Global developments would continue to affect economic outcomes and policy choices in the near term. Recent data shows India’s exports declined marginally in August on a year-on-year basis, while it contracted by about 9 per cent sequentially. There are a number of reasons why exports have moderated, and the outlook is likely to remain challenging in the foreseeable future. The global economy is slowing rapidly, which is affecting demand. Higher energy prices are upsetting household budgets in many parts of the world, compressing demand for other goods. Indian exporters have reported a shift in demand to low-value products. Although exports have moderated, imports have remained sticky, partly because of higher crude oil prices. The ongoing recovery in the Indian economy is also pushing up demand for foreign goods. As a result, the trade deficit remains elevated.
Despite some moderation from July’s record levels, the trade deficit in August came at $28.68 billion. Most economists expect it to remain elevated and are adjusting the current account deficit (CAD) forecasts for the year to 3.5 to 4 per cent of gross domestic product compared to 1.2 per cent in the last fiscal year. Although the Reserve Bank of India (RBI) is confident of financing the CAD, global financial conditions could increase challenges. Foreign portfolio investors (FPIs) have returned to Indian capital markets after aggressive selling in recent months, but their participation would remain anchored to global conditions. The recent Jackson Hole conclave of central bankers clearly indicated that central banks, particularly the US Federal Reserve, will use monetary policy aggressively to tame inflation. Sustained rate hikes by large central banks and tightening financial conditions would affect flows to risky assets, such as emerging market equities. Besides, higher interest rates would further slow down the global economy, affecting exports from India. Though slower global growth could soften commodity prices, geopolitical factors may continue to drive energy prices. Sustained disruption in gas supply from Russia could again push up energy prices.
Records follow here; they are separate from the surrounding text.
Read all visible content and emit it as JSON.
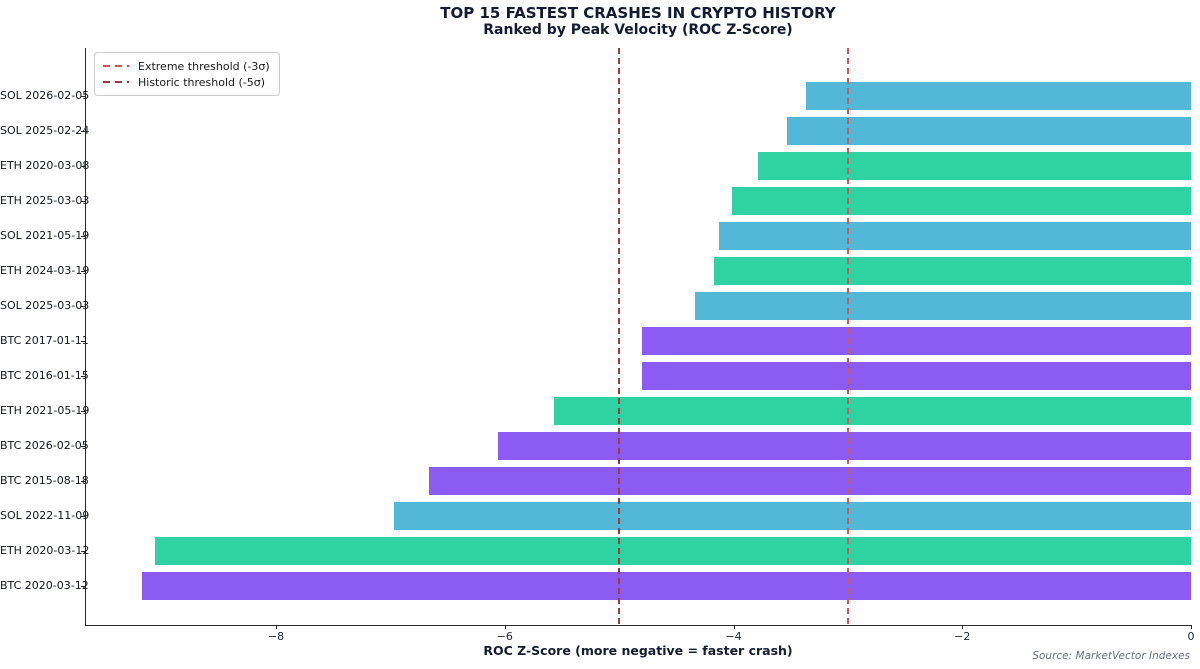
{
  "title": "TOP 15 FASTEST CRASHES IN CRYPTO HISTORY",
  "subtitle": "Ranked by Peak Velocity (ROC Z-Score)",
  "source": "Source: MarketVector Indexes",
  "legend": {
    "items": [
      {
        "label": "Extreme threshold (-3σ)"
      },
      {
        "label": "Historic threshold (-5σ)"
      }
    ]
  },
  "chart_data": {
    "type": "bar",
    "orientation": "horizontal",
    "title": "TOP 15 FASTEST CRASHES IN CRYPTO HISTORY",
    "subtitle": "Ranked by Peak Velocity (ROC Z-Score)",
    "xlabel": "ROC Z-Score (more negative = faster crash)",
    "xlim": [
      -9.67,
      0
    ],
    "grid": false,
    "legend_position": "upper left",
    "xticks": [
      {
        "value": -8,
        "label": "−8"
      },
      {
        "value": -6,
        "label": "−6"
      },
      {
        "value": -4,
        "label": "−4"
      },
      {
        "value": -2,
        "label": "−2"
      },
      {
        "value": 0,
        "label": "0"
      }
    ],
    "categories": [
      "SOL 2026-02-05",
      "SOL 2025-02-24",
      "ETH 2020-03-08",
      "ETH 2025-03-03",
      "SOL 2021-05-19",
      "ETH 2024-03-19",
      "SOL 2025-03-03",
      "BTC 2017-01-11",
      "BTC 2016-01-15",
      "ETH 2021-05-19",
      "BTC 2026-02-05",
      "BTC 2015-08-18",
      "SOL 2022-11-09",
      "ETH 2020-03-12",
      "BTC 2020-03-12"
    ],
    "values": [
      -3.37,
      -3.53,
      -3.79,
      -4.01,
      -4.13,
      -4.17,
      -4.34,
      -4.8,
      -4.8,
      -5.57,
      -6.06,
      -6.66,
      -6.97,
      -9.06,
      -9.17
    ],
    "asset_colors": {
      "SOL": "#53b7d7",
      "ETH": "#2fd3a1",
      "BTC": "#8c5bf2"
    },
    "thresholds": [
      {
        "name": "extreme",
        "label": "Extreme threshold (-3σ)",
        "value": -3,
        "color": "#d25757"
      },
      {
        "name": "historic",
        "label": "Historic threshold (-5σ)",
        "value": -5,
        "color": "#9a3d3d"
      }
    ]
  }
}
The CAD is expanding at a time when the government is running a higher fiscal deficit, which is expected to remain elevated in the medium term. Even though India has buffers, higher “twin deficits” are always a risk for macro stability. It could become a worry for FPIs and affect flows, making the financing of CAD more difficult. While the government should use the buoyancy in tax collection to improve the fiscal position, the RBI can focus on CAD. RBI Governor Shaktikanta Das in a recent speech highlighted that the rupee has been comparatively stable. While the US dollar index has gone up by 11.8 per cent in the current fiscal year, the rupee has only depreciated by 5.1 per cent— one of the lowest in the world. This is largely because of aggressive intervention by the RBI.
However, it is worth noting here that this stability could over time increase risks. If the rupee is not allowed to adjust, its relative strength could worsen the current account position by making imports cheaper and exports uncompetitive. Since global conditions are unlikely to change in the near term, it is important that the currency is allowed to adjust in an orderly manner. Visible adjustments in both fiscal and current account positions will help strengthen macroeconomic stability, support economic activity, and boost investor confidence.